3rd December 2010 at 00:00

In the present economic climate, to go on preparing significant numbers of students for jobs that may well not exist - using qualifications that are no longer fit for purpose - would be at total variance with the mission and tradition of FE colleges. We should be creators of enterprise as well as providers of skilled labour. Colleges and their leaders have to be entrepreneurial. We need to produce students who can enter the workplace with confidence and with the skills to start their own business or to add value to existing enterprises.

Therefore an entrepreneurial learning environment is vital to students' achievements.

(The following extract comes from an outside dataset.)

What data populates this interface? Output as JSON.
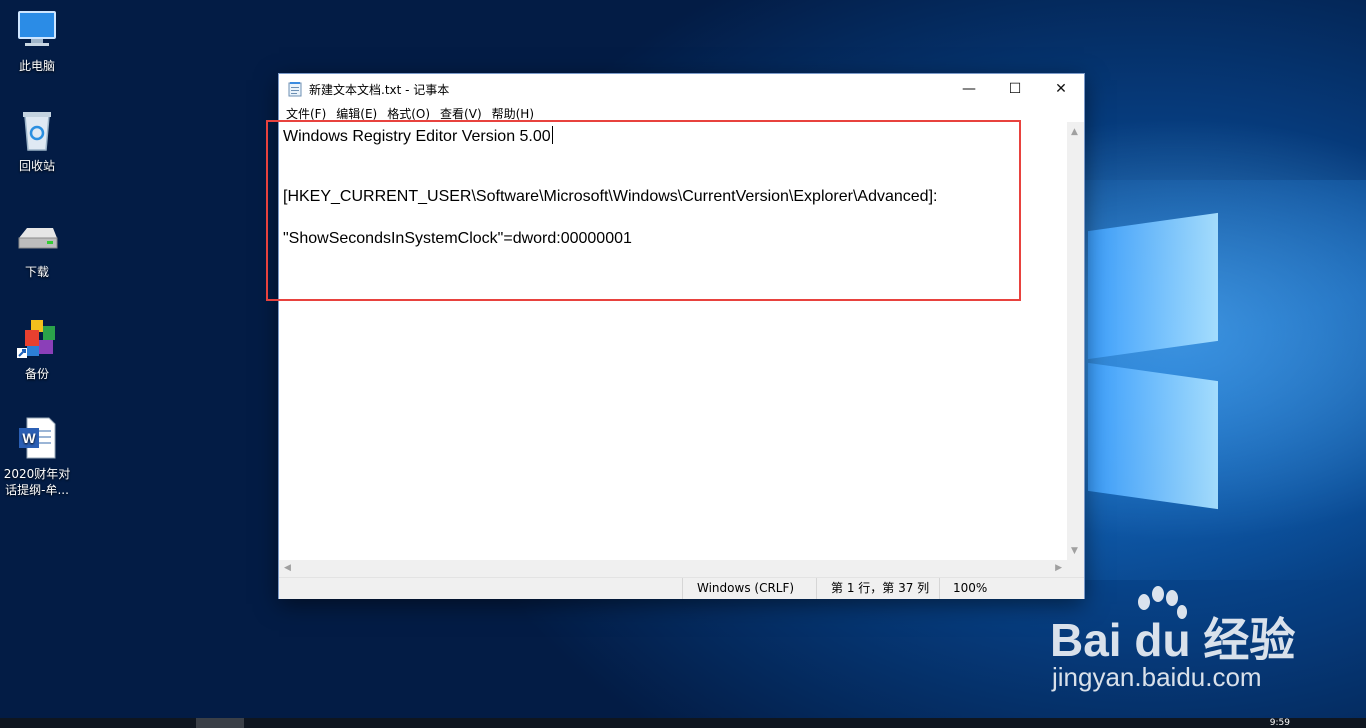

Approaches to enterprise training in the UK, while valuable, are in danger of becoming a franchised appendage grafted on to a college that takes no account of the distinctive culture and values that nurture enterprise. As a sector, we need to show active leadership. We must interpret rules creatively, network skilfully, muster resources and persist in bringing about change.

The US, with more than 6,000 courses, is a world leader in enterprise training. Some of these courses provide little more than a knowledge-based business curriculum, often targeted at unemployed adults desperate to get on the earnings ladder. At the very top, however, students at US colleges take courses that encourage "continued innovation, fearless experimentation and structured chaos". The teachers are rewarded for "entrepreneurial vitality in curriculum" and "theatrical improvisation in pedagogy".

Social entrepreneurs, as well as those who are profit-based, are an integral part of the coaching teams. They encourage students to take risks, to accept that creativity and failure go hand in hand. They also teach them the value of learning from failure. This approach can only take root in a college that actively promotes, values and invests in enterprise at every level; where creativeness, innovation and risk-taking are in the very DNA of the organisation.

A shift to more practical learning could better meet student needs and would also enable colleges to offer better value for money. Expensive contact teaching, which too often happens in predictable environments, would be transformed through a model that relies more on student teamwork, self-reliance and tutor mentoring than on long periods of time spent in activities planned and supervised by tutors.

The UK Commission for Employment and Skills has recognised the failure of the British economy, for more than a decade, to generate the highly skilled positions needed to match the supply of student labour from colleges and universities. Many small businesses will only employ individuals who can add financial value from the outset, so students emerging from North Hertfordshire College (NHC) will need to be equipped to add that value by understanding business and operating with confidence in a self-employedmixed-employment environment.

At NHC, the creation of an enterprise campus with a business link on site is already a reality. The first business ventures - a franchise employing 20 students and a recruitment agency finding employment for students - are in place. But students will only develop the appropriate skills and attitudes in colleges which value entrepreneurial culture and whose leaders are role models for its application in the real world.

The Learning and Skills Improvement Service has recently invested pound;1.4 million in 43 entrepreneurship projects. It should now consider the strategic implications of this research. A new paradigm for leadership and for learning will require significant investment in a new professionalism and new teaching methods.

Fintan Donohue is principal of North Hertfordshire College and a Learning and Skills Improvement Service council member.